Articles from: February 2010

4th Annual Jupiter Craft Brewers Festival, Jupiter, Florida, January 30, 2010

With all the hoopla surrounding the Super Bowl in South Florida the following weekend, many of you missed out on an event just as grand and showy; an event of epic proportions that slipped under the radar for most folks; a gathering place for beer lovers and aficionados across the region: the 4th Annual Jupiter Craft Brewers Festival in Jupiter, Florida, held Saturday, January 30, 2010.

While it may not boast million-dollar athletes smashing heads for football supremacy, the event is a veritable beer-lover’s paradise, a showcase for some of the nation’s most talented craft beer makers and those throngs of die-hard supporters and fans who worship in the church of beer.

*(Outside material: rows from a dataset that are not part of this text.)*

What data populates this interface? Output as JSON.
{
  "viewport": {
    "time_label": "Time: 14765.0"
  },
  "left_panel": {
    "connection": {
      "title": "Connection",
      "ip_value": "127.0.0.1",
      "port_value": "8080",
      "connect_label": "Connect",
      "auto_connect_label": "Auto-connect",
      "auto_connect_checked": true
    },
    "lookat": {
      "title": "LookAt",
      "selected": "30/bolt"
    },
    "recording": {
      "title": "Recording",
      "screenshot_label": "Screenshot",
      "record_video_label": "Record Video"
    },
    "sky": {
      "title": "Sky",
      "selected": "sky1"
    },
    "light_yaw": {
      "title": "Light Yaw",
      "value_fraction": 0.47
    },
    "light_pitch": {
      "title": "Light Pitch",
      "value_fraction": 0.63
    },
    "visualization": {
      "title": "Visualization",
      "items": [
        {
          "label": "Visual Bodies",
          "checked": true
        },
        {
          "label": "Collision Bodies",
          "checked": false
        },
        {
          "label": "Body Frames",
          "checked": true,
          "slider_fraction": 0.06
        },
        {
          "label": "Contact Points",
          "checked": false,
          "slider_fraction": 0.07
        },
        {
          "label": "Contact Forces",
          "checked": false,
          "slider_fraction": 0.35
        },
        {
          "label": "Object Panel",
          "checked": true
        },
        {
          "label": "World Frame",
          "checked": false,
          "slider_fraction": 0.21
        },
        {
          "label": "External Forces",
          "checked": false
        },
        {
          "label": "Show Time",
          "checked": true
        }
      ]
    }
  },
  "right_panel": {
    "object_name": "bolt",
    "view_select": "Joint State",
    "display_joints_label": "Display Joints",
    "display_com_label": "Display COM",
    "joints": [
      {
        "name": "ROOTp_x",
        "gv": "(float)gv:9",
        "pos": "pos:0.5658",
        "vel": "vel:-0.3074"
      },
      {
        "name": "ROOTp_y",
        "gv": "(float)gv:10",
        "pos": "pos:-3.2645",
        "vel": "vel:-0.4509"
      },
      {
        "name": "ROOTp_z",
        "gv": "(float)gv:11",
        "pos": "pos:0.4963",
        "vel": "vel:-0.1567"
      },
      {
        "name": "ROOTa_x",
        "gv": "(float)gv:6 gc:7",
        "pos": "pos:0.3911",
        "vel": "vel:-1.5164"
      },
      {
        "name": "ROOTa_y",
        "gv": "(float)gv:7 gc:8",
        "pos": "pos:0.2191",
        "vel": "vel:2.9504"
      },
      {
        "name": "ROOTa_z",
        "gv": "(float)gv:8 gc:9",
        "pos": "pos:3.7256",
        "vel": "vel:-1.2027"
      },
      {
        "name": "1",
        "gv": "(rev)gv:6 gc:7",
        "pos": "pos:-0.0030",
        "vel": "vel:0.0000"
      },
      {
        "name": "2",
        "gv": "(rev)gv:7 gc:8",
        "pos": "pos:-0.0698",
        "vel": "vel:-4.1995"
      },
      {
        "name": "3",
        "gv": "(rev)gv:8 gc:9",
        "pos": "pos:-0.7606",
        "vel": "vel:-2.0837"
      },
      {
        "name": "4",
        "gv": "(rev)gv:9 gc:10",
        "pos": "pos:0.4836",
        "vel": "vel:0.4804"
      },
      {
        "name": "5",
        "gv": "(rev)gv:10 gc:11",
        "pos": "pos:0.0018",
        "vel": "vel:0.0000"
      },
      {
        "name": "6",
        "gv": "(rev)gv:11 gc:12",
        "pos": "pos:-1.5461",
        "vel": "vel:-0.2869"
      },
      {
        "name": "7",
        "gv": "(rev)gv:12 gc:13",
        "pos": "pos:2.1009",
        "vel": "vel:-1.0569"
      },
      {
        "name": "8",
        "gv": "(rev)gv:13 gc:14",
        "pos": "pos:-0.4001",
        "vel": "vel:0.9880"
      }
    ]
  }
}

The Wanderlushes made the hour-plus trek north to Jupiter’s Roger Dean Stadium, Spring Training baseball home of the Florida Marlins and the St. Louis Cardinals. Beer and baseball…who thinks of these things? The baseball stadium sat empty, of course (Spring Training doesn’t begin in earnest until March) but its periphery was stocked well with a whole host of beer makers. Much like vendors at a Middle Eastern brewing bazaar, there were myriad tents and displays for the stars of the show, the beer makers themselves (and their wares) offering three-ounce samples to the eager consumers who made the trip. All you can drink is the rule, though with that many beers available, proper pacing on our part would be important for maintaining one’s motor skills. After all, it is a long drive back to Fort Lauderdale and even the most ardent of beer drinker knows to enjoy beer responsibly (unless you are in a setting that would allow going overboard and someone confiscates your car keys, despite your boozy protests).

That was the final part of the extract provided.